With the advent of AirBnB and other online property rental websites, many homeowners in Santa Cruz County, Silicon Valley and beyond have started renting out rooms or guest cottages to make extra money or help pay the mortgages or property taxes on vacation or second homes.
As of June 18, 2018, residents in Santa Cruz County must now have a permit for their short-term hosted rentals. A hosted rental is defined as a dwelling unit where the property owner or a long-term resident remains onsite during the rental of either one or two legal bedrooms in a house or guesthouse. A short-term hosted rental is for less than 30 days. It differs from a vacation rental, which is the rental of an entire home or property that is occupied for 30 days or less. The short-term hosted rental permit is valid for 5 years.

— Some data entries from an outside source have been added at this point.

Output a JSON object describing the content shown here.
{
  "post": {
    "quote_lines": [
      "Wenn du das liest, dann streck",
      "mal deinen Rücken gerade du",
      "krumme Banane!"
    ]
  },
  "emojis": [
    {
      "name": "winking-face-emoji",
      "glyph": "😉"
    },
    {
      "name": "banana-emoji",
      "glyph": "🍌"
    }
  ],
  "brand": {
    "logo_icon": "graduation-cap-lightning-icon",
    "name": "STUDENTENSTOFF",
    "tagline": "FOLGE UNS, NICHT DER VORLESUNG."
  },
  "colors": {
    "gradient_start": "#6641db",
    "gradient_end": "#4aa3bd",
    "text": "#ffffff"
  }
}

Prior to the enactment of this ordinance, Santa Cruz County residents did not have to have a permit if they rented a bedroom or guest house while still living on the property. The county established a 90-day period for preexisting owner-renters (who have been renting since at least December 5, 2017) to apply for a permit during which time there was no cap on the number of licenses issued. Applicants must meet certain documentation requirements, such as proving they’ve paid the eleven percent Transient Occupancy Tax (TOT), a copy of their rental or lease agreement in addition to the permit application and a $145 non-refundable fee. This 90-day period ends on September 17, 2018.
After this date, the permit application opens up to new renters as well as prevailing renters who didn’t apply during the first three months. These applications will be accepted on a first-come, first-served basis and only 250 permits will be issued to this group. This cap on hosted rental licenses is designed to mitigate the potential negative impacts of noise, traffic, parking, and safety that could result by having too many rentals in certain areas, disrupting the overall residential atmosphere.
Because of their popularity among tourist, there are also three beach neighborhoods that will have permit limitations. They are:
- Live Oak
Both Live Oak and the Seacliff/Aptos boroughs can have up to 15% of their total parcels as short term hosted rentals while Davenport/Swanton is limited to 10%. Each block in these neighborhoods may have at least one parcel with a short-term rental. According to this new ordinance, permits in these three locations are limited to 20% of residential use parcels per block, with specific concessions called out in the County Code.
If you live in Santa Cruz County and are an existing short-term rental host or want to start, you must obtain a permit. Since these licenses are valid for 5 years and are limited in the quantity issued, it is imperative that you fill out an application as soon as possible.